Testing people who are asymptomatic makes it possible to identify individuals who have Covid-19 but, because they haven’t got any recognisable symptoms of the virus, don’t realise it. This in turn will stop them from accidently passing the virus to someone else, including those who might be more vulnerable and therefore at greater risk if they were to catch Covid-19.
People aged 18 and over without symptoms of Covid-19 are invited to attend the pilot, which is taking place at Guru Nanak Sikh Gurdwara, Sedgley Street, for a test between 7am and 7pm, seven days a week, until Monday (30 November). The pilot uses the fast-turnaround lateral flow test kits, which can deliver results in less than an hour.
Please note, only people without Covid-19 symptoms should take part in this pilot. Anyone with symptoms of Covid-19 – a fever, a new continuous cough or a change to their sense of taste or smell – must self-isolate and book a test via www.gov.uk.get-coronavirus-test or by calling 119 as usual. Their test will take place at one of the seven regular Covid-19 test centres in Wolverhampton.
The asymptomatic test pilot, which began last week, is being led by the local community, with over 25 local volunteers offering their time to support the process. The City of Wolverhampton Council is providing support and oversight at the testing site in partnership with the Department of Health and Social Care.
Councillor Jasbir Jaspal, Cabinet Member for Public Health and Wellbeing, said: "It's great that so many people have already taken part in the pilot programme running at the Guru Nanak Sikh Gurdwara, Sedgley Street, and I'd like to thank them for being involved.
"People ask, why is asymptomatic testing important? Well, very simply it enables us to find cases of Covid-19 among people who haven't shown any symptoms and so don't know they've got it. This means they may be inadvertently spreading the virus to other people – including friends, loved ones and work colleagues.
"We know that the ‘R’ rate, the reproduction rate, is just above one, so each asymptomatic case we are able to find will potentially prevent at least one other person being infected.
"By breaking the chain of transmission we'll reduce the spread of the virus and, already, a small number of people who have tested positive through the asymptomatic testing pilot are now self-isolating to protect others."
She added: "The pilot is really important in not only enabling us to identify cases of Covid-19 which we wouldn't otherwise know about, but also in trying out new technologies in preparation for the roll out of mass testing across the country.
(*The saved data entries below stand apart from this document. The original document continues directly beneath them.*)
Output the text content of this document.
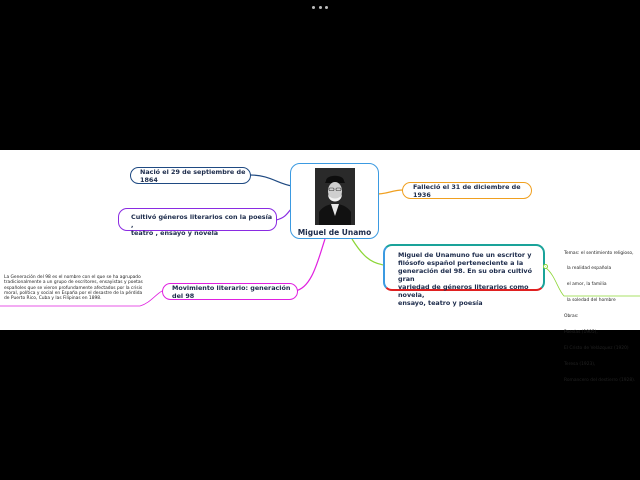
Miguel de Unamo
Nació el 29 de septiembre de 1864
Cultivó géneros literarios con la poesía ,
teatro , ensayo y novela
Movimiento literario: generación del 98
Falleció el 31 de diciembre de 1936
Miguel de Unamuno fue un escritor y
filósofo español perteneciente a la
generación del 98. En su obra cultivó gran
variedad de géneros literarios como novela,
ensayo, teatro y poesía
-
La Generación del 98 es el nombre con el que se ha agrupado
tradicionalmente a un grupo de escritores, ensayistas y poetas
españoles que se vieron profundamente afectados por la crisis
moral, política y social en España por el desastre de la pérdida
de Puerto Rico, Cuba y las Filipinas en 1898.

Temas: el sentimiento religioso,

la realidad española

el amor, la familia

la soledad del hombre

Obras:

Poesías (1905),

El Cristo de Velázquez (1920)

Teresa (1923),

Romancero del destierro (1928).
This, combined with the various Covid-19 vaccines currently in development, is crucial if we are to end this pandemic."
Latest data shows there were 337.96 cases of Covid-19 per 100,000 people in Wolverhampton over the seven days to 21 November. That means 889 people in the city tested positive for the virus in that seven day period – though the true number of new cases will likely be considerably higher.
The latest information and guidance around coronavirus is available at www.gov.uk/coronavirus and on the council’s own coronavirus pages at www.wolverhampton.gov.uk/coronavirus. Details of the national lockdown measures in effect until 2 December, and the answers to frequently asked questions, are available at www.wolverhampton.gov.uk/covidalert.